Road congestion and the number of cars travelling into central Wellington during the morning commuter period have decreased, according to findings in the latest Regional Land Transport Strategy Annual Monitoring Report released today by Greater Wellington Regional Council.

All-day average road congestion decreased by 17% between 2005 and 2006 while the number of cars travelling into the Wellington CBD decreased by 8% in 2006.

At the same time, patronage of regional public transport has seen exceptional growth in 2005/06. Peak-time passenger trips by all public transport modes increased by more than 1.9 million trips (11.6%) while off-peak passenger trips by all public transport modes increased by more than 700,000 trips (4.6%).

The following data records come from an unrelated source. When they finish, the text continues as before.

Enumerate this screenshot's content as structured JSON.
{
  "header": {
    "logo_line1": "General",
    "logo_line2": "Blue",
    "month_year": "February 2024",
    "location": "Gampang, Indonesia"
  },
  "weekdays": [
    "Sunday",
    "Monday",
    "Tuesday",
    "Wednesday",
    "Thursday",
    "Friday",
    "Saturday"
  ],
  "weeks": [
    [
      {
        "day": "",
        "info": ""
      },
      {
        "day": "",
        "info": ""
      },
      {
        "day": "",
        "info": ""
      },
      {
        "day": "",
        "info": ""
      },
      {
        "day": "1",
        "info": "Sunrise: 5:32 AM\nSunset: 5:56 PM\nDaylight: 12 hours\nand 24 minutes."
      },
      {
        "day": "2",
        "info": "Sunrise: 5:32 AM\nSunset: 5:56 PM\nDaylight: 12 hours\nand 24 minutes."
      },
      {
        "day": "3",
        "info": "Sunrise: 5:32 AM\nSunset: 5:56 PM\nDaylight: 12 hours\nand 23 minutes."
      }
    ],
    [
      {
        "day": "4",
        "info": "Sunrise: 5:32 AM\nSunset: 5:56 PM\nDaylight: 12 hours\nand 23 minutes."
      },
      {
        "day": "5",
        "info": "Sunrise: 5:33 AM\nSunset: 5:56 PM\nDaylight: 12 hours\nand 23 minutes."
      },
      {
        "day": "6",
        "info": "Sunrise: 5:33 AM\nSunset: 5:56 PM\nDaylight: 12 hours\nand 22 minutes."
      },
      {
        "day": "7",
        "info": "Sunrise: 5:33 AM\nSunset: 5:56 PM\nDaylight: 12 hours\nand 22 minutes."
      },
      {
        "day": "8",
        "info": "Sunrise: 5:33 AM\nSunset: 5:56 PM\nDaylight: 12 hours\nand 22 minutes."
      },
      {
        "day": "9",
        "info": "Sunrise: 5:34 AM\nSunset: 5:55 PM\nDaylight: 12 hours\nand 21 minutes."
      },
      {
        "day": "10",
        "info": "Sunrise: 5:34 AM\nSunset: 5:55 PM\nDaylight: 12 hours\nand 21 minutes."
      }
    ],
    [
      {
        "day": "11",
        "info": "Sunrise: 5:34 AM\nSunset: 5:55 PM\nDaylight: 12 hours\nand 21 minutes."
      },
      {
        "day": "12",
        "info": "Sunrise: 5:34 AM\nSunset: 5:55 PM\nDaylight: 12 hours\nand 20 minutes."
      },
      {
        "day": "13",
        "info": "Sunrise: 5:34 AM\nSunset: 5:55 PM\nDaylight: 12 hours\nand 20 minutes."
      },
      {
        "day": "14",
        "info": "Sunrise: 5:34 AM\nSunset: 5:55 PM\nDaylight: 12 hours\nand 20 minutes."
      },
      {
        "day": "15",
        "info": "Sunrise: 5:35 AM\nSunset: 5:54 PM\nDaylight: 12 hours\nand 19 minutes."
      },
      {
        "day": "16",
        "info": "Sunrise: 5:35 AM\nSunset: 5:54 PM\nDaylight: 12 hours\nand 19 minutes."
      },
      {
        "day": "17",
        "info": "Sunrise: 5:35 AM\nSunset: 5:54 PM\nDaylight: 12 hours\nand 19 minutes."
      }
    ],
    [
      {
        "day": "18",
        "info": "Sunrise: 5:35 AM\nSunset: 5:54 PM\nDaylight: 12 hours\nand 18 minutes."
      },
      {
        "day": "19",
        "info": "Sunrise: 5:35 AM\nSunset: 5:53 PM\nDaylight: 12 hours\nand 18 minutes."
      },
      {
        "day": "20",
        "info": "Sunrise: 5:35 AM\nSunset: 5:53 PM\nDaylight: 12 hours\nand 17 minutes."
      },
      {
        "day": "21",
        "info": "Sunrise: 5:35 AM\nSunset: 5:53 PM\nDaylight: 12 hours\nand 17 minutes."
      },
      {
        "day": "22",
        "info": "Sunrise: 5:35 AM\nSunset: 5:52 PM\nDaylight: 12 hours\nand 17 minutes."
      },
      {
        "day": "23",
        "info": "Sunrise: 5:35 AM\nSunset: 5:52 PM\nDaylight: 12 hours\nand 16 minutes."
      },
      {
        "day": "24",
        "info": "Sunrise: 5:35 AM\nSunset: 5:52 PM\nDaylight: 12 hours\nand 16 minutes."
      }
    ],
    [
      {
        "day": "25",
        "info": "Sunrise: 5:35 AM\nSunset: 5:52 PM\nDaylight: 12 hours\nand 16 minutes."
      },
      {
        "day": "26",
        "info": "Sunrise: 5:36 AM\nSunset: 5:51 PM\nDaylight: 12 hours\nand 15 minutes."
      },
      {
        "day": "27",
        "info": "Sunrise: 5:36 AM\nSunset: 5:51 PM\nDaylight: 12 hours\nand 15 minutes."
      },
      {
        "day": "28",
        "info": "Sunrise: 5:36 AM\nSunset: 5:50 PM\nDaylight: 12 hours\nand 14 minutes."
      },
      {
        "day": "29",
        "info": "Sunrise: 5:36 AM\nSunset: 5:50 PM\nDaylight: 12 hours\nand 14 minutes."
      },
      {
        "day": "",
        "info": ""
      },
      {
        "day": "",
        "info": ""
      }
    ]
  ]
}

Leonie Waayer, Greater Wellington Transport Analyst, says the report sets out progress in 2005/06 in implementing the Regional Land Transport Strategy.

“One of the values of this report is that it monitors trends in transport across the region and informs our planning for long-term sustainable transportation,” she said.

The report contains detailed information on roading and public transport, as well as environmental and sustainability measures. In addition, it compares the Wellington region with the Auckland and Canterbury regions, which also have significant transport issues. Public perceptions of transport-related issues are included.

The data in the Annual Monitoring Report was collated from all road controlling authorities, which include the region’s local authorities and Transit New Zealand. Contributions were also made by Land Transport New Zealand, Statistics New Zealand, the New Zealand Police, CentrePort, Toll NZ, Strait Shipping, Environment Canterbury and Auckland Regional Council.

Terry McDavitt, Chair of the Regional Land Transport Committee, says that several factors – in particular, population growth and economic growth in the region – mean that the demand for transportation will continue to increase.

“An integrated, efficient land transport system is vital for the long-term sustainability of the region,” Mr McDavitt said. “It’s pleasing to see a reduction in road congestion and a dramatic increase in numbers using public transport. Not so good is the increase in road and cycle casualties.”
The findings are informing the current review of Greater Wellington’s Regional Land Transport Strategy, to be released for public consultation in late 2006.

Other main conclusions reported for 2005/06 include:

- an increase in road crash numbers and total recorded casualties. Regional casualties per 100,000 population figures remain lower than those of the Auckland and Canterbury regions

- an increase in cycle casualty numbers (112 in 2005 cf 86 in 2004), the highest toll for a decade

- an increase of 1.2% in regional fuel consumption between 2004 and 2005, slightly below the previous year’s increase in fuel sales of 1.6%, and a consequent increase in transport-generated greenhouse gas emissions

- the private car continues to be the dominant mode of transportation.

The report is available online at www.gw.govt.nz/amr. Hard copies are available from the ground floor and transport (Level 6) receptions, Greater Wellington Regional Council, 142 Wakefield St, Wellington or from the Masterton Office, 34 Chapel St, Masterton.